[Illustration: JUSTICE AND DIVINE VENGEANCE PURSUING CRIME. FROM A PAINTING BY PRUD’HON.
This picture was painted for the Criminal Court of the Palace of Justice in Paris. At the time of the Restoration in 1816 the picture was replaced by a crucifix, and removed to the Luxembourg gallery, where it remained until 1823, when it was placed in the Louvre. It is considered Prud’hon’s masterpiece.]
It is as though nature had wished a contrast to this coldly intellectual type that there should have existed at the same time a painter who, seeking at the same inexhaustible fountain-head of classicism, found inspiration for an art almost morbid in excess of sentiment. Pierre Prud’hon was born at Cluny in Burgundy, April 4, 1758, the son of a poor mason who, dying soon after the boy’s birth, left him to the care of the monks of the Abbey of Cluny. The pictures decorating the monastery visibly affecting the youth, the Bishop of Macon placed him under the tuition of one Desvoges, who directed the school of painting at Dijon. Here his progress was rapid, but at nineteen the too susceptible youth married a woman whose character and habits were such that his life was rendered unhappy thenceforward.
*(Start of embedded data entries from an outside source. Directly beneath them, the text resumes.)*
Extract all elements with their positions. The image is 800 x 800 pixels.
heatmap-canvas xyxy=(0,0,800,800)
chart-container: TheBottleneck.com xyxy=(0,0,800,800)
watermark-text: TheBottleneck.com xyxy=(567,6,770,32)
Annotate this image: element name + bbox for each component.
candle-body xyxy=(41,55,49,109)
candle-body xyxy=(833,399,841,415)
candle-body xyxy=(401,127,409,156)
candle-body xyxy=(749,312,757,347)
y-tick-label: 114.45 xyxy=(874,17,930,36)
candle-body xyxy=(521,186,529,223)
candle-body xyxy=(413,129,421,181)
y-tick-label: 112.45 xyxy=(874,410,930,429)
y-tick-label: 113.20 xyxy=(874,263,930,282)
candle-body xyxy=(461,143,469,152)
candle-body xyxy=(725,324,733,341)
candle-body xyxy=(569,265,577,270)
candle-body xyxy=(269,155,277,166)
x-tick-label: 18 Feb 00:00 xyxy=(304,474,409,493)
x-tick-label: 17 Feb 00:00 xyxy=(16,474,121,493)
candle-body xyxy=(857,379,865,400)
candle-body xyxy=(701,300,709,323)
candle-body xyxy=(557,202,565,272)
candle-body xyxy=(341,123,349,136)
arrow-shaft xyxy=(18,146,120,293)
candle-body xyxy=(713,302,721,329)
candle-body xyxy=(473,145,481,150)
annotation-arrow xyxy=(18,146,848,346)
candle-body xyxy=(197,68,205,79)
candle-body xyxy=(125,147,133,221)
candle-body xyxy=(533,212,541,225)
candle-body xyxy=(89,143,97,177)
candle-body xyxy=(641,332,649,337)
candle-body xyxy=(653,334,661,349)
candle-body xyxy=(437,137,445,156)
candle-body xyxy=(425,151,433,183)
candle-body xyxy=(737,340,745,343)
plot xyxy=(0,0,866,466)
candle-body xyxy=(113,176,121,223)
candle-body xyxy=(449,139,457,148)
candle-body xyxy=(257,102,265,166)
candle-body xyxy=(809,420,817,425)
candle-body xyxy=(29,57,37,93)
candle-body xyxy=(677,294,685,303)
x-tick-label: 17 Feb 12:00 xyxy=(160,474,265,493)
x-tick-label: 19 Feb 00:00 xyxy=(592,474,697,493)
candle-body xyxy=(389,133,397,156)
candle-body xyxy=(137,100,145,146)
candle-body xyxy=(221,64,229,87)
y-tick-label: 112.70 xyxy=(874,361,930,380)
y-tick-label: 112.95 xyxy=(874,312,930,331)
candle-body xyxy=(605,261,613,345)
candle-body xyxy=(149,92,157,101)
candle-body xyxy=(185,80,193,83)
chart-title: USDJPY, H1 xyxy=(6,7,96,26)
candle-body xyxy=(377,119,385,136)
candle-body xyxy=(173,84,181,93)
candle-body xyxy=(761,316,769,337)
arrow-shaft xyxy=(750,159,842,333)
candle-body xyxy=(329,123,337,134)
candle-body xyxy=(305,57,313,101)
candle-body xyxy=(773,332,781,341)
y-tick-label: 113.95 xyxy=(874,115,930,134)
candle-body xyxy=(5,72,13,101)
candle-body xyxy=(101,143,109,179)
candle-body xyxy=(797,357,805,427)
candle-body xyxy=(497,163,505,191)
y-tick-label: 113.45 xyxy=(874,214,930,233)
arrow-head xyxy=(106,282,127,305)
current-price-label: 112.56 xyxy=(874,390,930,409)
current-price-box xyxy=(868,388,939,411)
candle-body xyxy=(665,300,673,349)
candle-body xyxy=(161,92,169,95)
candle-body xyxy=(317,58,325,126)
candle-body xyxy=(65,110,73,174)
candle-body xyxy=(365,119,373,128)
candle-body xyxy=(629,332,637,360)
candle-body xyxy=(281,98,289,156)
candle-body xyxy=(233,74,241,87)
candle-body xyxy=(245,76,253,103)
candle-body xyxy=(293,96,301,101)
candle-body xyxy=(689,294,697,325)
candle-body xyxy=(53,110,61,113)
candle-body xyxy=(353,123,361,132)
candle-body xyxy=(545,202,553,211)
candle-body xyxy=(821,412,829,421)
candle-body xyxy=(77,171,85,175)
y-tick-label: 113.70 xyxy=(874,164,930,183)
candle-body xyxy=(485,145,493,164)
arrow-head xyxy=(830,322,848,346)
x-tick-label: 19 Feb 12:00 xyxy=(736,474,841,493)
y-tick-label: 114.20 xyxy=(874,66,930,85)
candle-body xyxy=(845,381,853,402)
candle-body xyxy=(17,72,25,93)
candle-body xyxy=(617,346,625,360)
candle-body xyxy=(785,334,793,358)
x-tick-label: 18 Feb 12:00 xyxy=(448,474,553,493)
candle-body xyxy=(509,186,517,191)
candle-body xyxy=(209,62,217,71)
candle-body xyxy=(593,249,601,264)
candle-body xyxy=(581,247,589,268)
In 1780 Prud’hon went to Paris to prosecute his studies; and there, two years after, was awarded a prize, founded by his province, which enabled him to go to Rome. It is characteristic of the man that, in the competition for this prize, he was so touched by the despair of one of his comrades competing with him that he repainted completely his friend’s picture—with such success that it was the friend to whom the prize was awarded, and who, but for a tardy awakening of conscience, would have gone to Rome in his place.
The judgment rectified, Prud’hon went to Rome, where he stayed seven years, studying Raphael, Leonardo da Vinci, and above all Correggio, whose influence is manifest in his work, and returned to Paris in 1789. Unknown, and timid by nature, he attracted little attention, and for some years gained his living by designing letter-heads, visiting cards, which were then of an ornate description, and the many trifles which constitute a present resource to the unsuccessful painter even to-day.
[Illustration: THE ASSUMPTION OF THE VIRGIN. FROM A PAINTING BY PRUD’HON.
This picture was ordered by the Emperor Napoleon for the chapel of the Tuileries. It was exhibited in the Salon of 1819, and, after the Revolution of 1848, was removed from the Tuileries to the Louvre, where it has since remained.]